Imagine you are a Labour voter of what we'll call the Alex Massie tradition. You voted No in 2014. You don't much care for the Nats. You live in a constituency where the Tories or the Lib Dems cannot prosper, where they're not even in the running. What do you do? Option One: damn the arithmetic and vote for what you believe in. If the local Tory or Liberal Democrat gains only a couple of thousand votes? Well, you salute their efforts. Alternatively, you might consider Option Two: use your constituency vote tactically vote for the Labour candidate most likely to frustrate the SNP. In Leith, say, you might support Lesley Hinds. In Glasgow, you might take a punt on Johann Lamont against Humza Yousaf.
If Option Two seems attractive to you, however, there is a snowball's chance in hell that you're going to stick with the Labour party in the regions. You might also have a soft spot for one of the smaller parties who are only really in contention in the regional list. Perhaps you favour Brexit, and want to see a David Coburn, rolling around Holyrood, blaggarding the European Union. Perhaps Patrick Harvie seems like a sound character, and you want a decent Green delegation in Holyrood, advocating environmental concerns. In local elections in areas in which they do well, the Greens are pretty transfer happy from a curious range of sources, including Scottish Tories. Perhaps you'd like RISE, modestly, to rise.

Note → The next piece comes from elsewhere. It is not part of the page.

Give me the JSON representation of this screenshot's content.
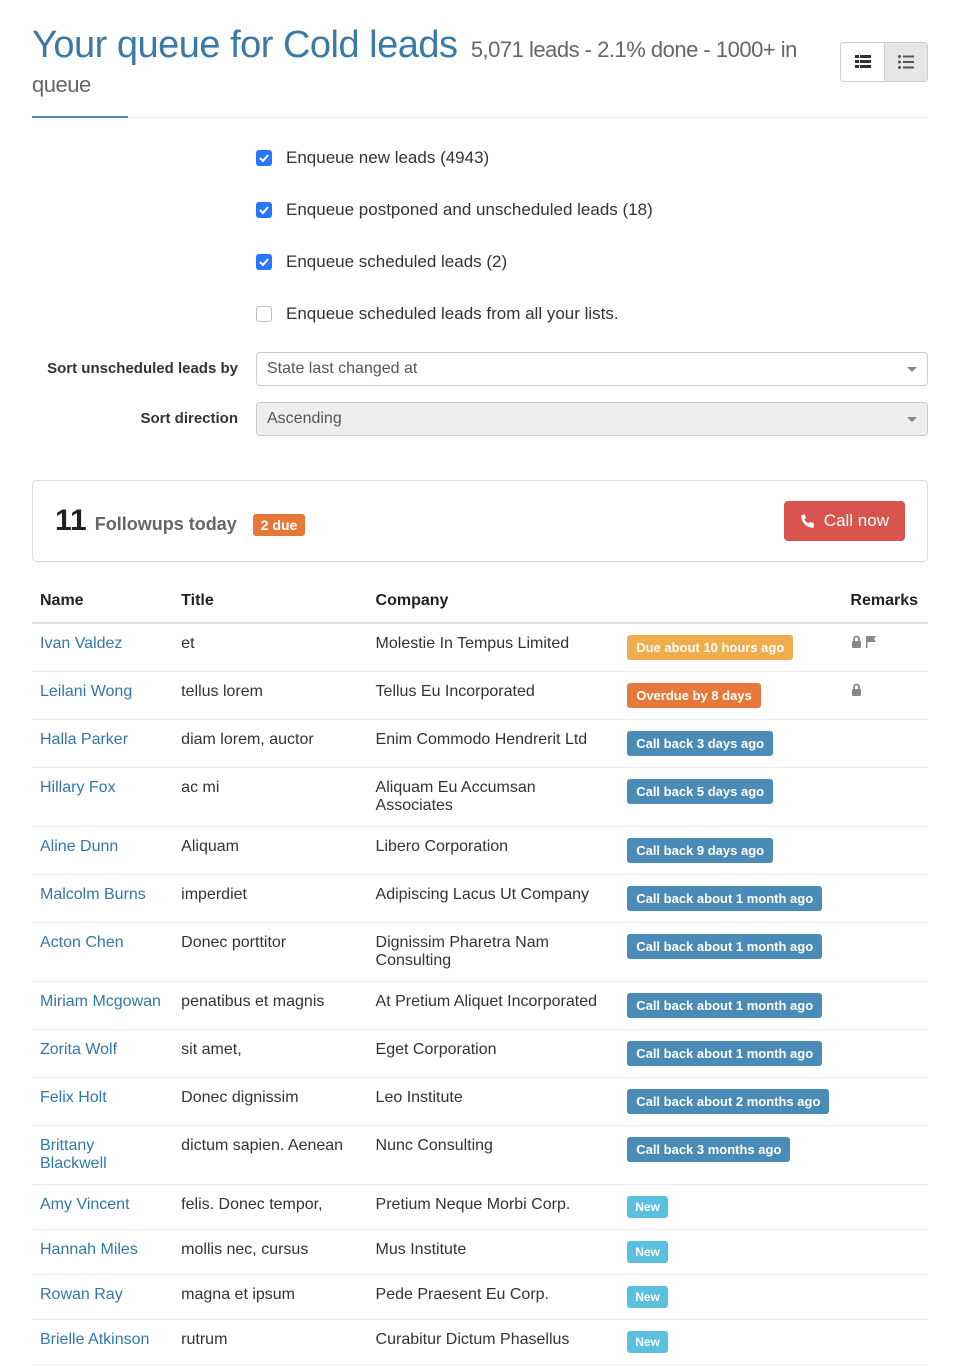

Given the parts of the country where Labour remains strongest against the SNP, I'd suggest the calculating anti-Nat and the floating, unpartisan, split-ticket voter is far more likely to cast a - perhaps doomed - constituency ballot for them rather than the vital, life-giving regional support Dugdale needs to survive. In fairness, recent polls suggest Labour's performance across the two ballots is pretty solid, at a (dismal) 18% to 19%. A squishy list vote may be the least of her concerns. Time will tell.